Russian President Vladimir Putin approved plans to launch the country's own cryptocurrency, Russian Minister of Communications Nikolay Nikiforov said Sunday.
Following a closed-door meeting with members of Moscow Capital Club, Nikiforov said Russia will move to "quickly" issue the "cryptoruble."
"I confidently declare that we will launch the cryptoruble for one simple reason: if we do not, then in two months our neighbors in the Eurasian Economic Community will," the Russian minister said.
According to Nikiforov, cryptoruble will be blockchain-based like the world's most popular and expensive cryptocurrency – bitcoin. He stressed, however, that the Russian digital currency will be regulated and tracked by the government, and ordinary people will not be able to 'mine,' or generate, cryptorubles similarly to other popular cryptocurrencies.
Finance and technology experts expressed their doubt as the news about the cryptoruble broke out, saying they hardly see the need for its launch.
The General Director of Qiwi, a Russian payment service provider popular in eastern Europe, said Russia issuing its own cryptocurrency is pointless unless it competes with traditional currencies.
The head of Zecurion, a Russian Data Loss Prevention (DLP) company, said the decision to launch the cryptoruble was more political than economic, and was taken to appease Putin, who seems to take interest in digital money.
Previously, the Russian government looked at cryptocurrencies as an illegal source of funding used for black market activities.
Bitcoin surged through the $5,000 level on Thursday for the first time since the launch of the unregulated virtual currency more than 8 years ago.
The cryptocurrency struck a new record high of $5,183.97 around 08:20 a.m. GMT according to financial data provider Bloomberg.

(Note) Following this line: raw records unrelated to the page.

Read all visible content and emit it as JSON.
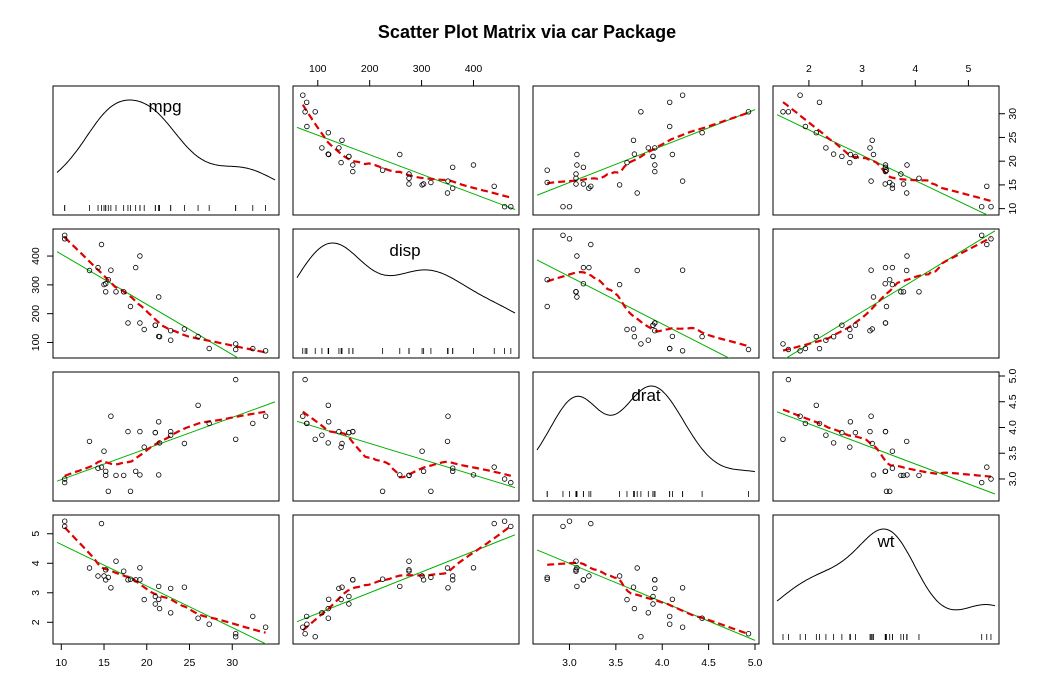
{
  "title": "Scatter Plot Matrix via car Package",
  "chart_data": {
    "type": "scatter",
    "title": "Scatter Plot Matrix via car Package",
    "variables": [
      "mpg",
      "disp",
      "drat",
      "wt"
    ],
    "axes": {
      "mpg": {
        "lim": [
          9.5,
          35
        ],
        "ticks": [
          10,
          15,
          20,
          25,
          30
        ],
        "tick_labels": [
          "10",
          "15",
          "20",
          "25",
          "30"
        ]
      },
      "disp": {
        "lim": [
          60,
          480
        ],
        "ticks": [
          100,
          200,
          300,
          400
        ],
        "tick_labels": [
          "100",
          "200",
          "300",
          "400"
        ]
      },
      "drat": {
        "lim": [
          2.65,
          5.0
        ],
        "ticks": [
          3.0,
          3.5,
          4.0,
          4.5,
          5.0
        ],
        "tick_labels": [
          "3.0",
          "3.5",
          "4.0",
          "4.5",
          "5.0"
        ]
      },
      "wt": {
        "lim": [
          1.4,
          5.5
        ],
        "ticks": [
          2,
          3,
          4,
          5
        ],
        "tick_labels": [
          "2",
          "3",
          "4",
          "5"
        ]
      }
    },
    "tick_placement": {
      "top": [
        "disp",
        "wt"
      ],
      "bottom": [
        "mpg",
        "drat"
      ],
      "left": [
        "disp",
        "wt"
      ],
      "right": [
        "mpg",
        "drat"
      ]
    },
    "diagonal": "density",
    "smoother": "loess (red dashed)",
    "regression": "least squares (green)",
    "colors": {
      "points": "#000000",
      "regression": "#00b000",
      "smoother": "#e00000",
      "density": "#000000",
      "frame": "#000000"
    },
    "data": {
      "mpg": [
        21.0,
        21.0,
        22.8,
        21.4,
        18.7,
        18.1,
        14.3,
        24.4,
        22.8,
        19.2,
        17.8,
        16.4,
        17.3,
        15.2,
        10.4,
        10.4,
        14.7,
        32.4,
        30.4,
        33.9,
        21.5,
        15.5,
        15.2,
        13.3,
        19.2,
        27.3,
        26.0,
        30.4,
        15.8,
        19.7,
        15.0,
        21.4
      ],
      "disp": [
        160,
        160,
        108,
        258,
        360,
        225,
        360,
        146.7,
        140.8,
        167.6,
        167.6,
        275.8,
        275.8,
        275.8,
        472,
        460,
        440,
        78.7,
        75.7,
        71.1,
        120.1,
        318,
        304,
        350,
        400,
        79,
        120.3,
        95.1,
        351,
        145,
        301,
        121
      ],
      "drat": [
        3.9,
        3.9,
        3.85,
        3.08,
        3.15,
        2.76,
        3.21,
        3.69,
        3.92,
        3.92,
        3.92,
        3.07,
        3.07,
        3.07,
        2.93,
        3.0,
        3.23,
        4.08,
        4.93,
        4.22,
        3.7,
        2.76,
        3.15,
        3.73,
        3.08,
        4.08,
        4.43,
        3.77,
        4.22,
        3.62,
        3.54,
        4.11
      ],
      "wt": [
        2.62,
        2.875,
        2.32,
        3.215,
        3.44,
        3.46,
        3.57,
        3.19,
        3.15,
        3.44,
        3.44,
        4.07,
        3.73,
        3.78,
        5.25,
        5.424,
        5.345,
        2.2,
        1.615,
        1.835,
        2.465,
        3.52,
        3.435,
        3.84,
        3.845,
        1.935,
        2.14,
        1.513,
        3.17,
        2.77,
        3.57,
        2.78
      ]
    }
  }
}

World's most famous cryptocurrency, Bitcoin, created from computer code, was worth only a few U.S. cents when it was launched in 2009 by someone using the Japanese-sounding name Satoshi Nakamoto.
Unlike a real-world unit such as the U.S. dollar or euro, bitcoin has no central bank and is not backed by any government. Just like other currencies, bitcoins can be exchanged for goods and services – or for other currencies – provided the other party is willing to accept them.
Bitcoin's community of users control and regulate the currency, and the anonymity of transactions that endears it to libertarians has raised concerns that it can be abused by criminals.
The lack of transparency has also sparked concerns that the swings in its value may be due to speculative trading.